Koni · March 1, 2017, 2:23pm

Hi All,
i have an ubuntu 16.04 Server, he hosts some domains, for example www.kiss-kat,de.
I have a configuration on the server with sslh and openvpn, sharing Port 443.
All works fine, also the letsencrypt configuration and certificates.

The only thing, that does not work ist the self-validating at renewals:

$letsencrypt renew

forces me always to manually copy the validating-files into
/var/www/…domainname…/.well-known/acme-challenge

If i copy the file manually, the renewal works.

In the debug-file i found that lines:

2017-03-01 14:55:47,357:INFO:letsencrypt.cli:Cert is due for renewal, auto-renewing…

2017-03-01 14:55:47,357:DEBUG:letsencrypt.cli:Requested authenticator manual and installer none

2017-03-01 14:55:47,358:DEBUG:letsencrypt.display.ops:No candidate plugin

2017-03-01 14:55:47,358:DEBUG:letsencrypt.display.ops:Single candidate plugin: * manual

Description: Manually configure an HTTP server

Interfaces: IAuthenticator, IPlugin

Entry point: manual = letsencrypt.plugins.manual:Authenticator

Initialized: <letsencrypt.plugins.manual.Authenticator object at 0x7f2b7c886dd0>

Prep: True

So my idea is, that there is a paramter, that Self-verify always manualy.

i discovered a line in in /etc/letsencrypt/renewal/www.kiss-kat.de.conf

authenticator = manual

Maybe, that is my problem ?

What value do i need to automaticaly Self-verify ?

Or how do i switch to Self-verify ?

regards
Koni

Osiris · March 1, 2017, 2:37pm

Looks like you got the certificate with the manual plugin in the first place. With all the copying et cetera.

Let's Encrypt currently needs you to verify the certificate again after 60 days of the most recent verification. Therefore, if you requested the cert with the manual verification plugin, you need to repeat that every time.
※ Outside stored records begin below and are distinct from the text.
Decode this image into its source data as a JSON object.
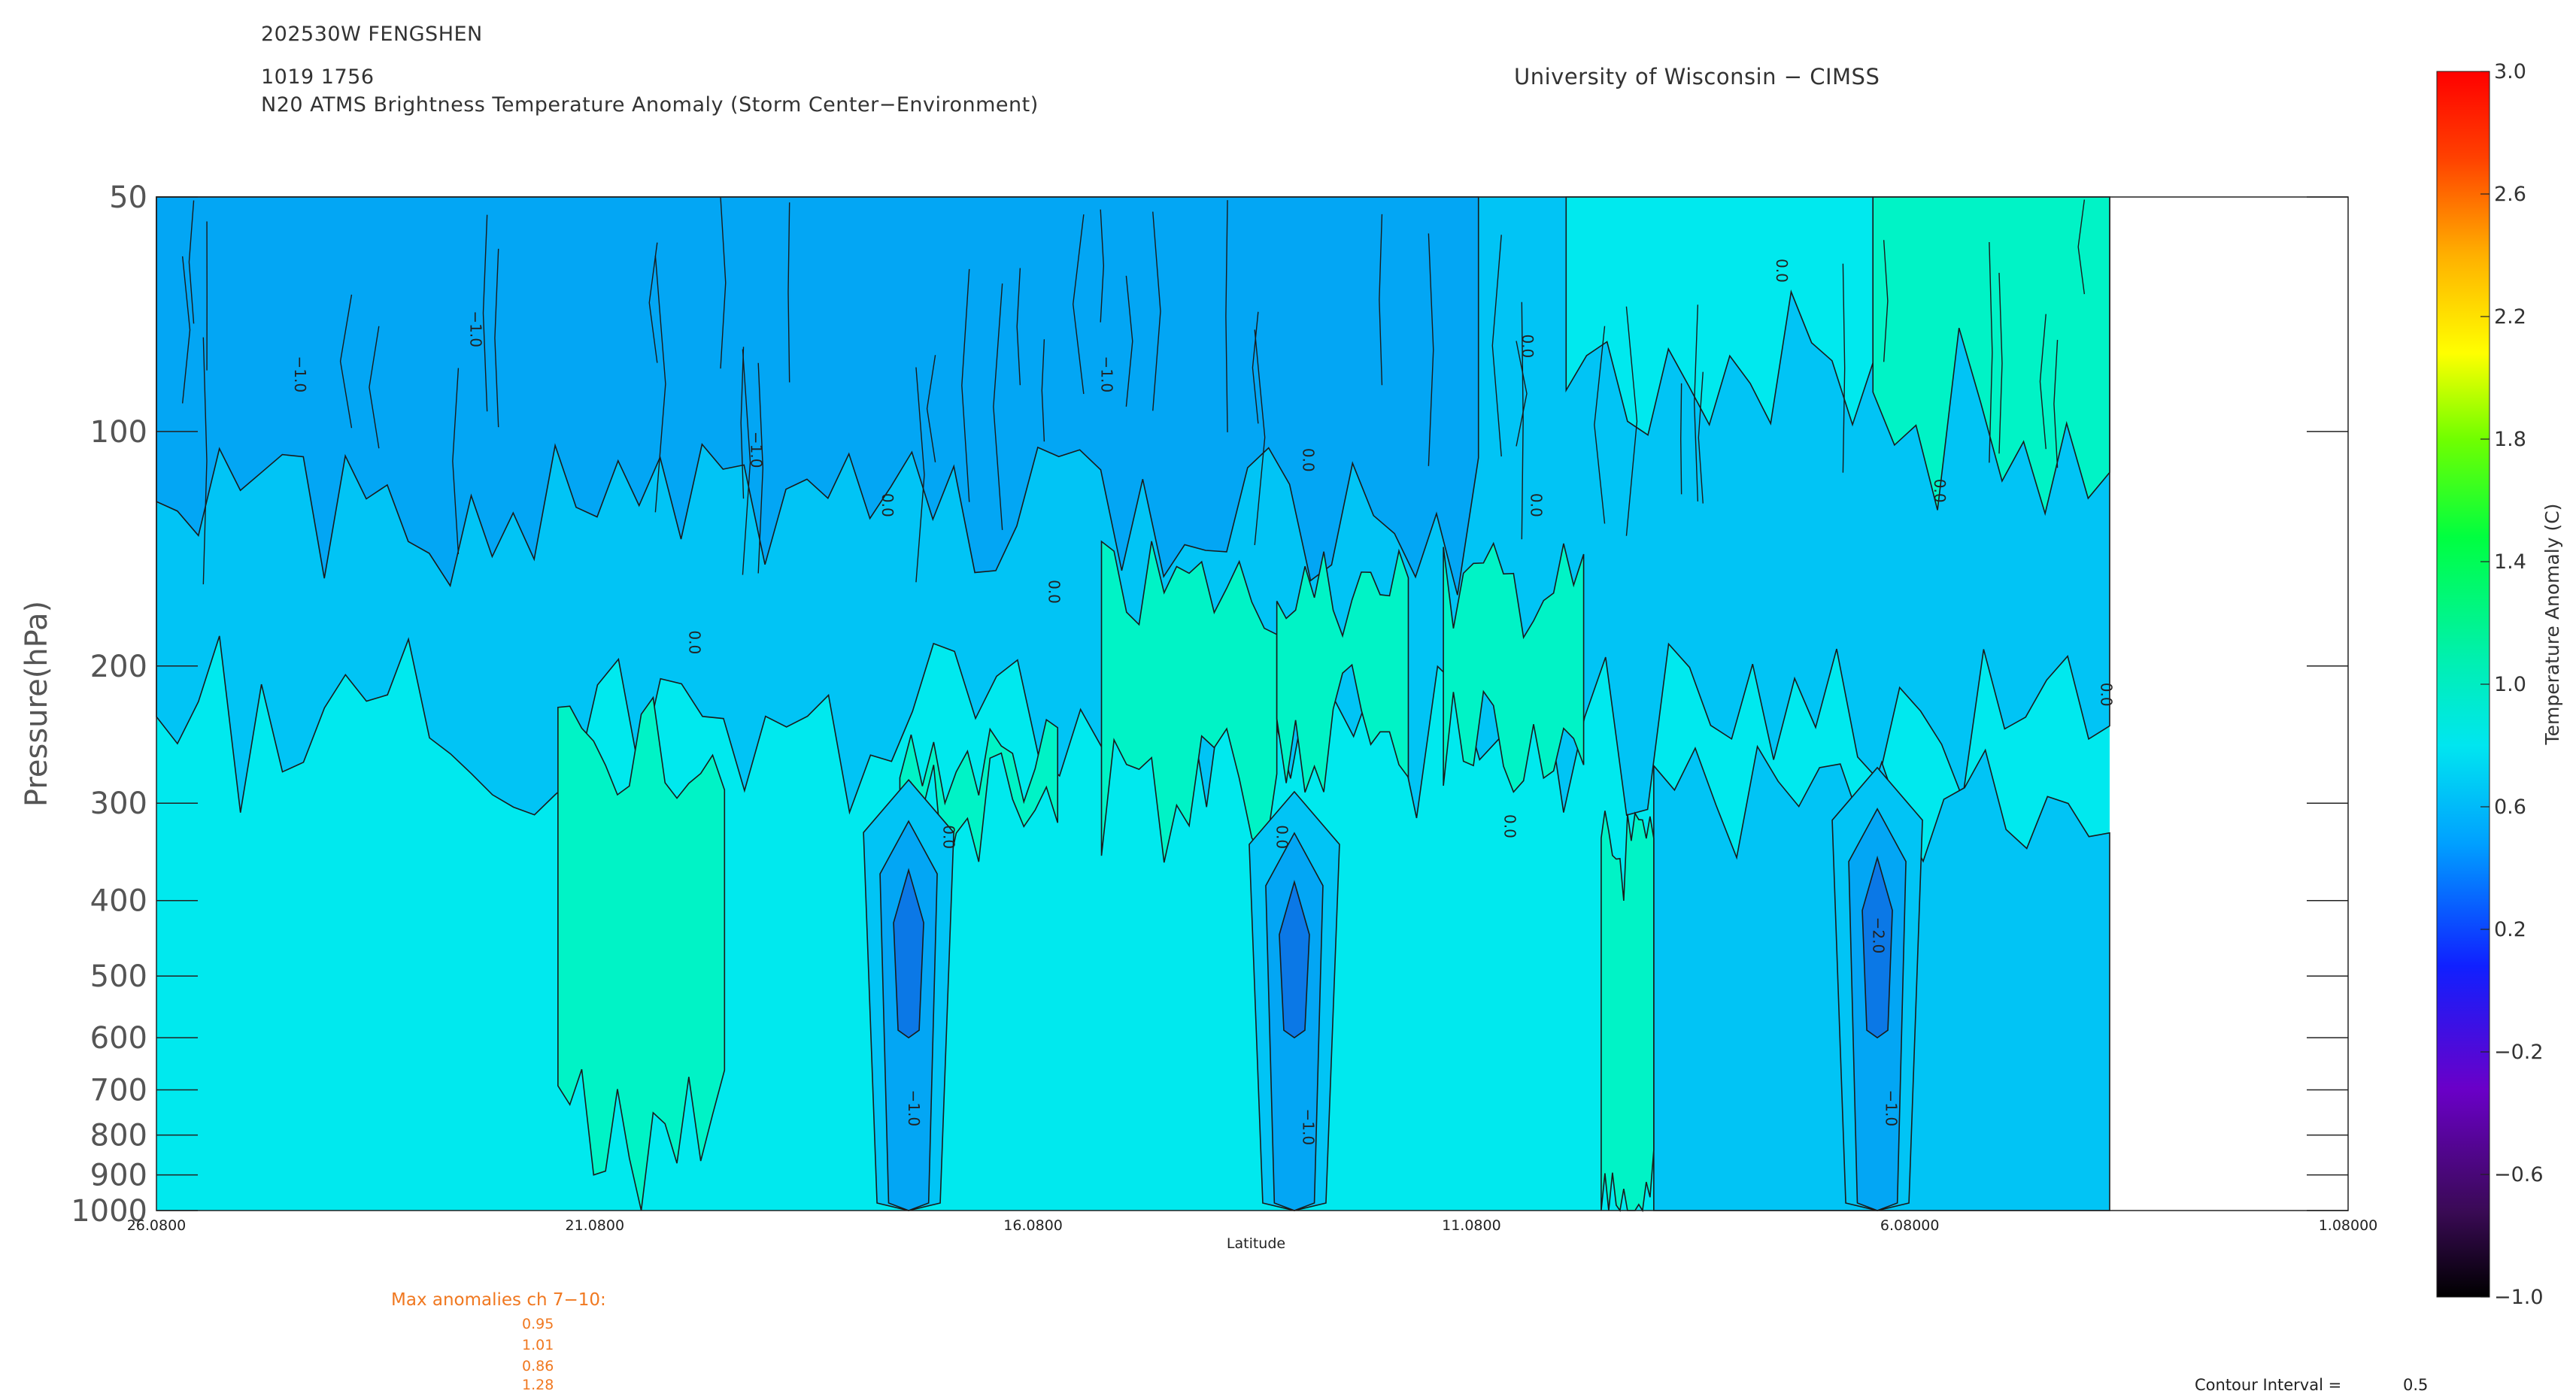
{
  "header": {
    "storm": "202530W FENGSHEN",
    "datetime": "1019 1756",
    "product": "N20 ATMS Brightness Temperature Anomaly (Storm Center−Environment)",
    "institution": "University of Wisconsin − CIMSS"
  },
  "chart_data": {
    "type": "heatmap",
    "xlabel": "Latitude",
    "ylabel": "Pressure(hPa)",
    "x_ticks": [
      "26.0800",
      "21.0800",
      "16.0800",
      "11.0800",
      "6.08000",
      "1.08000"
    ],
    "x_tick_values": [
      26.08,
      21.08,
      16.08,
      11.08,
      6.08,
      1.08
    ],
    "xlim": [
      26.08,
      1.08
    ],
    "y_ticks": [
      "50",
      "100",
      "200",
      "300",
      "400",
      "500",
      "600",
      "700",
      "800",
      "900",
      "1000"
    ],
    "y_tick_values": [
      50,
      100,
      200,
      300,
      400,
      500,
      600,
      700,
      800,
      900,
      1000
    ],
    "ylim": [
      50,
      1000
    ],
    "y_scale": "log",
    "data_extent_latitude": [
      26.08,
      3.8
    ],
    "colorbar": {
      "label": "Temperature Anomaly (C)",
      "ticks": [
        "3.0",
        "2.6",
        "2.2",
        "1.8",
        "1.4",
        "1.0",
        "0.6",
        "0.2",
        "−0.2",
        "−0.6",
        "−1.0"
      ],
      "tick_values": [
        3.0,
        2.6,
        2.2,
        1.8,
        1.4,
        1.0,
        0.6,
        0.2,
        -0.2,
        -0.6,
        -1.0
      ],
      "range": [
        -1.0,
        3.0
      ]
    },
    "contour_labels": [
      "0.0",
      "−1.0",
      "−2.0"
    ],
    "fill_colors": {
      "minus2": "#0b78e6",
      "minus1": "#03a6f4",
      "minus05": "#01c4f5",
      "zero": "#00e9ee",
      "plus05": "#00f3c6"
    },
    "warm_pockets": [
      {
        "lat_from": 17.6,
        "lat_to": 15.8,
        "p_top": 250,
        "p_bottom": 320
      },
      {
        "lat_from": 15.3,
        "lat_to": 13.3,
        "p_top": 150,
        "p_bottom": 290
      },
      {
        "lat_from": 13.3,
        "lat_to": 11.8,
        "p_top": 150,
        "p_bottom": 240
      },
      {
        "lat_from": 11.4,
        "lat_to": 9.8,
        "p_top": 150,
        "p_bottom": 270
      },
      {
        "lat_from": 21.5,
        "lat_to": 19.6,
        "p_top": 240,
        "p_bottom": 820
      },
      {
        "lat_from": 9.6,
        "lat_to": 9.0,
        "p_top": 330,
        "p_bottom": 1000
      }
    ],
    "cold_cores": [
      {
        "lat": 17.5,
        "p_top": 280,
        "p_bottom": 1000,
        "minimum": -2.0
      },
      {
        "lat": 13.1,
        "p_top": 290,
        "p_bottom": 1000,
        "minimum": -2.0
      },
      {
        "lat": 6.45,
        "p_top": 270,
        "p_bottom": 1000,
        "minimum": -2.0
      }
    ]
  },
  "max_anomalies": {
    "title": "Max anomalies ch 7−10:",
    "values": [
      "0.95",
      "1.01",
      "0.86",
      "1.28"
    ]
  },
  "contour_interval": {
    "label": "Contour Interval =",
    "value": "0.5"
  }
}
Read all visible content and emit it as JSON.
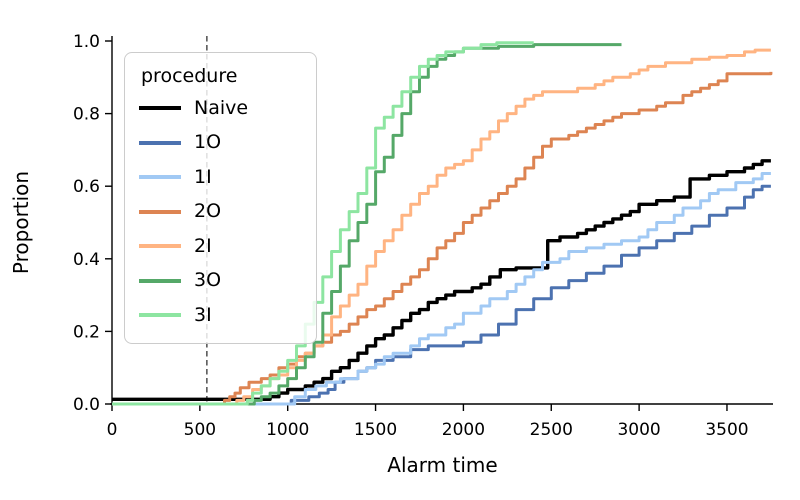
{
  "chart_data": {
    "type": "line",
    "subtype": "ecdf-step",
    "title": "",
    "xlabel": "Alarm time",
    "ylabel": "Proportion",
    "xlim": [
      0,
      3762
    ],
    "ylim": [
      0,
      1.0
    ],
    "grid": false,
    "x_ticks": [
      0,
      500,
      1000,
      1500,
      2000,
      2500,
      3000,
      3500
    ],
    "x_tick_labels": [
      "0",
      "500",
      "1000",
      "1500",
      "2000",
      "2500",
      "3000",
      "3500"
    ],
    "y_ticks": [
      0.0,
      0.2,
      0.4,
      0.6,
      0.8,
      1.0
    ],
    "y_tick_labels": [
      "0.0",
      "0.2",
      "0.4",
      "0.6",
      "0.8",
      "1.0"
    ],
    "legend_title": "procedure",
    "legend_position": "upper-left",
    "vline": {
      "x": 540,
      "style": "dashed",
      "color": "#333333"
    },
    "series": [
      {
        "name": "Naive",
        "color": "#000000",
        "width": 3.4,
        "points": [
          [
            0,
            0.013
          ],
          [
            900,
            0.02
          ],
          [
            950,
            0.03
          ],
          [
            1000,
            0.04
          ],
          [
            1100,
            0.05
          ],
          [
            1150,
            0.06
          ],
          [
            1200,
            0.07
          ],
          [
            1250,
            0.09
          ],
          [
            1300,
            0.1
          ],
          [
            1350,
            0.12
          ],
          [
            1400,
            0.14
          ],
          [
            1450,
            0.16
          ],
          [
            1500,
            0.18
          ],
          [
            1550,
            0.19
          ],
          [
            1600,
            0.21
          ],
          [
            1650,
            0.23
          ],
          [
            1700,
            0.25
          ],
          [
            1750,
            0.26
          ],
          [
            1800,
            0.28
          ],
          [
            1850,
            0.29
          ],
          [
            1900,
            0.3
          ],
          [
            1950,
            0.31
          ],
          [
            2050,
            0.32
          ],
          [
            2100,
            0.33
          ],
          [
            2150,
            0.35
          ],
          [
            2210,
            0.37
          ],
          [
            2300,
            0.375
          ],
          [
            2480,
            0.45
          ],
          [
            2550,
            0.46
          ],
          [
            2650,
            0.47
          ],
          [
            2700,
            0.48
          ],
          [
            2750,
            0.49
          ],
          [
            2800,
            0.5
          ],
          [
            2850,
            0.51
          ],
          [
            2900,
            0.52
          ],
          [
            2950,
            0.53
          ],
          [
            3000,
            0.55
          ],
          [
            3100,
            0.56
          ],
          [
            3200,
            0.57
          ],
          [
            3290,
            0.62
          ],
          [
            3400,
            0.63
          ],
          [
            3500,
            0.64
          ],
          [
            3600,
            0.65
          ],
          [
            3650,
            0.66
          ],
          [
            3700,
            0.67
          ],
          [
            3750,
            0.67
          ]
        ]
      },
      {
        "name": "1O",
        "color": "#4C72B0",
        "width": 3,
        "points": [
          [
            0,
            0
          ],
          [
            1020,
            0.01
          ],
          [
            1120,
            0.02
          ],
          [
            1180,
            0.03
          ],
          [
            1230,
            0.04
          ],
          [
            1270,
            0.06
          ],
          [
            1320,
            0.07
          ],
          [
            1400,
            0.09
          ],
          [
            1450,
            0.1
          ],
          [
            1500,
            0.12
          ],
          [
            1600,
            0.13
          ],
          [
            1700,
            0.15
          ],
          [
            1800,
            0.16
          ],
          [
            2000,
            0.17
          ],
          [
            2100,
            0.19
          ],
          [
            2200,
            0.22
          ],
          [
            2300,
            0.26
          ],
          [
            2400,
            0.29
          ],
          [
            2500,
            0.32
          ],
          [
            2600,
            0.34
          ],
          [
            2700,
            0.36
          ],
          [
            2800,
            0.38
          ],
          [
            2900,
            0.41
          ],
          [
            3000,
            0.43
          ],
          [
            3100,
            0.45
          ],
          [
            3200,
            0.47
          ],
          [
            3300,
            0.49
          ],
          [
            3400,
            0.52
          ],
          [
            3500,
            0.54
          ],
          [
            3600,
            0.57
          ],
          [
            3650,
            0.59
          ],
          [
            3700,
            0.6
          ],
          [
            3750,
            0.6
          ]
        ]
      },
      {
        "name": "1I",
        "color": "#A1C9F4",
        "width": 3,
        "points": [
          [
            0,
            0
          ],
          [
            1040,
            0.02
          ],
          [
            1100,
            0.04
          ],
          [
            1160,
            0.05
          ],
          [
            1220,
            0.06
          ],
          [
            1300,
            0.07
          ],
          [
            1400,
            0.09
          ],
          [
            1450,
            0.1
          ],
          [
            1500,
            0.11
          ],
          [
            1550,
            0.13
          ],
          [
            1600,
            0.14
          ],
          [
            1700,
            0.16
          ],
          [
            1750,
            0.18
          ],
          [
            1800,
            0.19
          ],
          [
            1900,
            0.21
          ],
          [
            1950,
            0.22
          ],
          [
            2000,
            0.25
          ],
          [
            2100,
            0.27
          ],
          [
            2150,
            0.29
          ],
          [
            2250,
            0.31
          ],
          [
            2300,
            0.33
          ],
          [
            2350,
            0.35
          ],
          [
            2400,
            0.37
          ],
          [
            2450,
            0.39
          ],
          [
            2550,
            0.4
          ],
          [
            2600,
            0.42
          ],
          [
            2700,
            0.43
          ],
          [
            2800,
            0.44
          ],
          [
            2900,
            0.45
          ],
          [
            3000,
            0.46
          ],
          [
            3050,
            0.48
          ],
          [
            3100,
            0.5
          ],
          [
            3200,
            0.52
          ],
          [
            3250,
            0.54
          ],
          [
            3350,
            0.56
          ],
          [
            3400,
            0.58
          ],
          [
            3450,
            0.59
          ],
          [
            3550,
            0.61
          ],
          [
            3650,
            0.62
          ],
          [
            3700,
            0.635
          ],
          [
            3750,
            0.635
          ]
        ]
      },
      {
        "name": "2O",
        "color": "#DD8452",
        "width": 3,
        "points": [
          [
            0,
            0
          ],
          [
            640,
            0.01
          ],
          [
            670,
            0.02
          ],
          [
            700,
            0.03
          ],
          [
            730,
            0.045
          ],
          [
            780,
            0.06
          ],
          [
            850,
            0.07
          ],
          [
            900,
            0.08
          ],
          [
            950,
            0.1
          ],
          [
            1000,
            0.11
          ],
          [
            1050,
            0.13
          ],
          [
            1100,
            0.14
          ],
          [
            1150,
            0.16
          ],
          [
            1200,
            0.17
          ],
          [
            1250,
            0.19
          ],
          [
            1300,
            0.2
          ],
          [
            1350,
            0.22
          ],
          [
            1400,
            0.24
          ],
          [
            1450,
            0.26
          ],
          [
            1500,
            0.27
          ],
          [
            1550,
            0.29
          ],
          [
            1600,
            0.31
          ],
          [
            1650,
            0.33
          ],
          [
            1700,
            0.35
          ],
          [
            1750,
            0.37
          ],
          [
            1800,
            0.4
          ],
          [
            1850,
            0.43
          ],
          [
            1900,
            0.45
          ],
          [
            1950,
            0.47
          ],
          [
            2000,
            0.5
          ],
          [
            2050,
            0.52
          ],
          [
            2100,
            0.54
          ],
          [
            2150,
            0.56
          ],
          [
            2200,
            0.58
          ],
          [
            2250,
            0.6
          ],
          [
            2300,
            0.62
          ],
          [
            2350,
            0.65
          ],
          [
            2400,
            0.68
          ],
          [
            2450,
            0.71
          ],
          [
            2500,
            0.73
          ],
          [
            2600,
            0.74
          ],
          [
            2650,
            0.75
          ],
          [
            2700,
            0.76
          ],
          [
            2750,
            0.77
          ],
          [
            2800,
            0.78
          ],
          [
            2850,
            0.79
          ],
          [
            2900,
            0.8
          ],
          [
            3000,
            0.81
          ],
          [
            3100,
            0.82
          ],
          [
            3150,
            0.83
          ],
          [
            3250,
            0.85
          ],
          [
            3300,
            0.86
          ],
          [
            3350,
            0.87
          ],
          [
            3400,
            0.88
          ],
          [
            3450,
            0.89
          ],
          [
            3500,
            0.91
          ],
          [
            3750,
            0.915
          ]
        ]
      },
      {
        "name": "2I",
        "color": "#FFB482",
        "width": 3,
        "points": [
          [
            0,
            0
          ],
          [
            710,
            0.01
          ],
          [
            750,
            0.02
          ],
          [
            800,
            0.04
          ],
          [
            850,
            0.05
          ],
          [
            900,
            0.07
          ],
          [
            950,
            0.08
          ],
          [
            1000,
            0.1
          ],
          [
            1050,
            0.12
          ],
          [
            1100,
            0.14
          ],
          [
            1150,
            0.16
          ],
          [
            1200,
            0.19
          ],
          [
            1250,
            0.24
          ],
          [
            1300,
            0.27
          ],
          [
            1350,
            0.3
          ],
          [
            1400,
            0.33
          ],
          [
            1450,
            0.38
          ],
          [
            1500,
            0.42
          ],
          [
            1550,
            0.45
          ],
          [
            1600,
            0.48
          ],
          [
            1650,
            0.52
          ],
          [
            1700,
            0.55
          ],
          [
            1750,
            0.58
          ],
          [
            1800,
            0.6
          ],
          [
            1850,
            0.63
          ],
          [
            1900,
            0.65
          ],
          [
            1950,
            0.66
          ],
          [
            2000,
            0.67
          ],
          [
            2050,
            0.7
          ],
          [
            2100,
            0.73
          ],
          [
            2150,
            0.75
          ],
          [
            2200,
            0.78
          ],
          [
            2250,
            0.8
          ],
          [
            2300,
            0.82
          ],
          [
            2350,
            0.84
          ],
          [
            2400,
            0.85
          ],
          [
            2450,
            0.86
          ],
          [
            2650,
            0.87
          ],
          [
            2750,
            0.88
          ],
          [
            2800,
            0.89
          ],
          [
            2850,
            0.9
          ],
          [
            2950,
            0.91
          ],
          [
            3000,
            0.92
          ],
          [
            3050,
            0.93
          ],
          [
            3150,
            0.94
          ],
          [
            3300,
            0.95
          ],
          [
            3400,
            0.955
          ],
          [
            3500,
            0.96
          ],
          [
            3600,
            0.97
          ],
          [
            3660,
            0.975
          ],
          [
            3750,
            0.975
          ]
        ]
      },
      {
        "name": "3O",
        "color": "#55A868",
        "width": 3,
        "points": [
          [
            0,
            0
          ],
          [
            810,
            0.01
          ],
          [
            850,
            0.02
          ],
          [
            900,
            0.03
          ],
          [
            950,
            0.05
          ],
          [
            1000,
            0.07
          ],
          [
            1050,
            0.1
          ],
          [
            1100,
            0.13
          ],
          [
            1150,
            0.17
          ],
          [
            1200,
            0.25
          ],
          [
            1250,
            0.31
          ],
          [
            1300,
            0.38
          ],
          [
            1350,
            0.45
          ],
          [
            1400,
            0.5
          ],
          [
            1450,
            0.55
          ],
          [
            1500,
            0.64
          ],
          [
            1550,
            0.68
          ],
          [
            1600,
            0.74
          ],
          [
            1650,
            0.8
          ],
          [
            1700,
            0.86
          ],
          [
            1750,
            0.9
          ],
          [
            1800,
            0.93
          ],
          [
            1850,
            0.95
          ],
          [
            1900,
            0.96
          ],
          [
            1950,
            0.97
          ],
          [
            2000,
            0.98
          ],
          [
            2200,
            0.985
          ],
          [
            2400,
            0.99
          ],
          [
            2900,
            0.99
          ]
        ]
      },
      {
        "name": "3I",
        "color": "#8DE5A1",
        "width": 3,
        "points": [
          [
            0,
            0
          ],
          [
            770,
            0.01
          ],
          [
            800,
            0.03
          ],
          [
            850,
            0.05
          ],
          [
            900,
            0.07
          ],
          [
            950,
            0.09
          ],
          [
            1000,
            0.12
          ],
          [
            1050,
            0.16
          ],
          [
            1100,
            0.22
          ],
          [
            1150,
            0.28
          ],
          [
            1200,
            0.35
          ],
          [
            1250,
            0.42
          ],
          [
            1300,
            0.48
          ],
          [
            1350,
            0.53
          ],
          [
            1400,
            0.58
          ],
          [
            1450,
            0.65
          ],
          [
            1500,
            0.76
          ],
          [
            1550,
            0.79
          ],
          [
            1600,
            0.82
          ],
          [
            1650,
            0.86
          ],
          [
            1700,
            0.9
          ],
          [
            1750,
            0.93
          ],
          [
            1800,
            0.95
          ],
          [
            1850,
            0.96
          ],
          [
            1900,
            0.97
          ],
          [
            2000,
            0.98
          ],
          [
            2100,
            0.99
          ],
          [
            2190,
            0.995
          ],
          [
            2400,
            0.995
          ]
        ]
      }
    ]
  }
}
You probably want to automate the issuing of the cert in the first place. If that's working well, renewal consequently will too.

See the documentation for more info: User Guide — Certbot 2.7.0.dev0 documentation

Koni · March 1, 2017, 4:44pm

Thanks for your help.
now i created new certificates without --manuall

I thinks, new renewal will be automatically.

schoen · March 1, 2017, 10:13pm

In order for this to happen, please make sure that something on your system is also running certbot renew (or letsencrypt renew) regularly, normally from cron.

system · March 31, 2017, 10:13pm

This topic was automatically closed 30 days after the last reply. New replies are no longer allowed.